Dans Le Cinquième Élément, le récit s’appuie sur une structure volontairement archétypale, presque mythologique. La lutte entre le Bien et le Mal y est simplifiée à l’extrême, assumant une logique de conte futuriste plutôt qu’un scénario complexe. Cette épure narrative permet au film de fonctionner comme une fable pop, où l’enjeu principal n’est pas la surprise mais l’énergie du parcours. Le scénario juxtapose aventure, comédie, romance et science-fiction sans chercher une cohérence réaliste, mais en privilégiant une logique émotionnelle et ludique. Le thème central, l’amour comme force vitale capable de sauver le monde, peut sembler naïf, mais il est porté avec une sincérité qui désamorce le cynisme. À ce titre, le film préfère la clarté symbolique à la profondeur psychologique, un choix cohérent avec son ambition de spectacle total.

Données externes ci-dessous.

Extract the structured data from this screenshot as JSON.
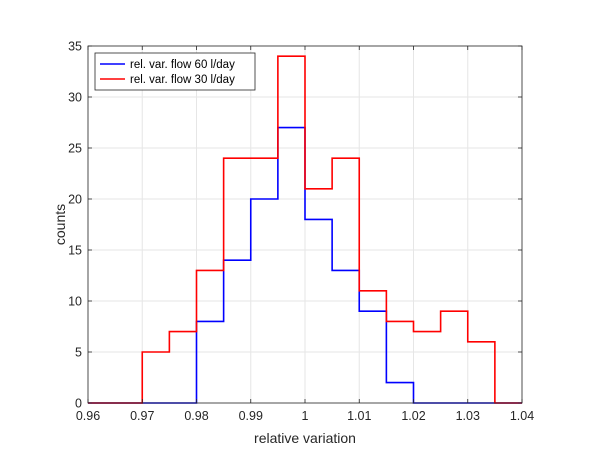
{
  "chart_data": {
    "type": "line",
    "style": "stairs-histogram",
    "xlabel": "relative variation",
    "ylabel": "counts",
    "xlim": [
      0.96,
      1.04
    ],
    "ylim": [
      0,
      35
    ],
    "xticks": [
      0.96,
      0.97,
      0.98,
      0.99,
      1.0,
      1.01,
      1.02,
      1.03,
      1.04
    ],
    "xtick_labels": [
      "0.96",
      "0.97",
      "0.98",
      "0.99",
      "1",
      "1.01",
      "1.02",
      "1.03",
      "1.04"
    ],
    "yticks": [
      0,
      5,
      10,
      15,
      20,
      25,
      30,
      35
    ],
    "ytick_labels": [
      "0",
      "5",
      "10",
      "15",
      "20",
      "25",
      "30",
      "35"
    ],
    "grid": true,
    "legend_position": "top-left",
    "bin_edges": [
      0.96,
      0.965,
      0.97,
      0.975,
      0.98,
      0.985,
      0.99,
      0.995,
      1.0,
      1.005,
      1.01,
      1.015,
      1.02,
      1.025,
      1.03,
      1.035,
      1.04
    ],
    "series": [
      {
        "name": "rel. var. flow 60 l/day",
        "color": "#0000ff",
        "counts": [
          0,
          0,
          0,
          0,
          8,
          14,
          20,
          27,
          18,
          13,
          9,
          2,
          0,
          0,
          0,
          0
        ]
      },
      {
        "name": "rel. var. flow 30 l/day",
        "color": "#ff0000",
        "counts": [
          0,
          0,
          5,
          7,
          13,
          24,
          24,
          34,
          21,
          24,
          11,
          8,
          7,
          9,
          6,
          0
        ]
      }
    ]
  }
}
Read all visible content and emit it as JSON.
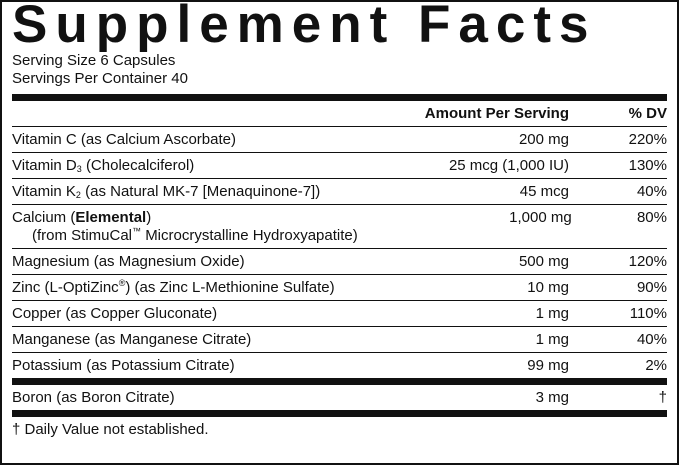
{
  "header": {
    "title": "Supplement Facts",
    "serving_size": "Serving Size 6 Capsules",
    "servings_per_container": "Servings Per Container 40"
  },
  "table": {
    "columns": [
      "Amount Per Serving",
      "% DV"
    ],
    "rows": [
      {
        "name": [
          "Vitamin C (as Calcium Ascorbate)"
        ],
        "amount": "200 mg",
        "dv": "220%"
      },
      {
        "name": [
          "Vitamin D",
          "3",
          "(Cholecalciferol)"
        ],
        "amount": "25 mcg (1,000 IU)",
        "dv": "130%"
      },
      {
        "name": [
          "Vitamin K",
          "2",
          "(as Natural MK-7 [Menaquinone-7])"
        ],
        "amount": "45 mcg",
        "dv": "40%"
      },
      {
        "name": [
          "Calcium (",
          "Elemental",
          ")"
        ],
        "source": [
          "(from StimuCal",
          "™",
          "Microcrystalline Hydroxyapatite)"
        ],
        "amount": "1,000 mg",
        "dv": "80%"
      },
      {
        "name": [
          "Magnesium (as Magnesium Oxide)"
        ],
        "amount": "500 mg",
        "dv": "120%"
      },
      {
        "name": [
          "Zinc (L-OptiZinc",
          "®",
          ")",
          "(as Zinc L-Methionine Sulfate)"
        ],
        "amount": "10 mg",
        "dv": "90%"
      },
      {
        "name": [
          "Copper (as Copper Gluconate)"
        ],
        "amount": "1 mg",
        "dv": "110%"
      },
      {
        "name": [
          "Manganese (as Manganese Citrate)"
        ],
        "amount": "1 mg",
        "dv": "40%"
      },
      {
        "name": [
          "Potassium (as Potassium Citrate)"
        ],
        "amount": "99 mg",
        "dv": "2%"
      },
      {
        "name": [
          "Boron (as Boron Citrate)"
        ],
        "amount": "3 mg",
        "dv": "†"
      }
    ]
  },
  "footnote": "† Daily Value not established."
}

La mise en scène de Luc Besson repose sur une maîtrise impressionnante de l’espace et du rythme visuel. Chaque plan est pensé pour être lisible, dynamique et immédiatement identifiable. La verticalité de la mégalopole, l’usage constant du mouvement, la circulation fluide entre les décors témoignent d’un sens aigu de la chorégraphie cinématographique. Besson adopte une réalisation très graphique, où la caméra accompagne l’action sans jamais la parasiter. Le film avance à un tempo soutenu, parfois frénétique, mais rarement confus. Cette mise en scène privilégie l’impact visuel et la clarté de l’action, inscrivant le film dans une tradition du cinéma de genre grand public, spectaculaire mais lisible.
L’interprétation repose sur un déséquilibre volontaire entre les registres de jeu. Bruce Willis incarne un héros minimaliste, presque apathique, dont la sobriété contraste avec l’exubérance du monde qui l’entoure. Milla Jovovich impose une présence physique et gestuelle singulière, construisant Leeloo comme une figure à la fois fragile et primordiale, plus incarnée que psychologisée. Gary Oldman, quant à lui, compose un antagoniste excessif, grotesque et flamboyant, flirtant avec la caricature sans jamais rompre l’équilibre général du film. Les seconds rôles, de Chris Tucker à Ian Holm, renforcent cette galerie de personnages volontairement typés, participant à l’identité baroque de l’ensemble.
La direction artistique constitue l’un des piliers majeurs du film. Les décors futuristes, inspirés de la bande dessinée européenne, créent un univers immédiatement reconnaissable, dense et foisonnant. Les costumes de Jean-Paul Gaultier jouent un rôle narratif à part entière, traduisant les hiérarchies sociales, les excès culturels et l’hybridation des genres. La palette chromatique, souvent saturée, participe à une esthétique volontairement artificielle, presque cartoon, assumant pleinement le refus du naturalisme. Cette cohérence visuelle confère au film une identité forte, encore marquante plusieurs décennies après sa sortie.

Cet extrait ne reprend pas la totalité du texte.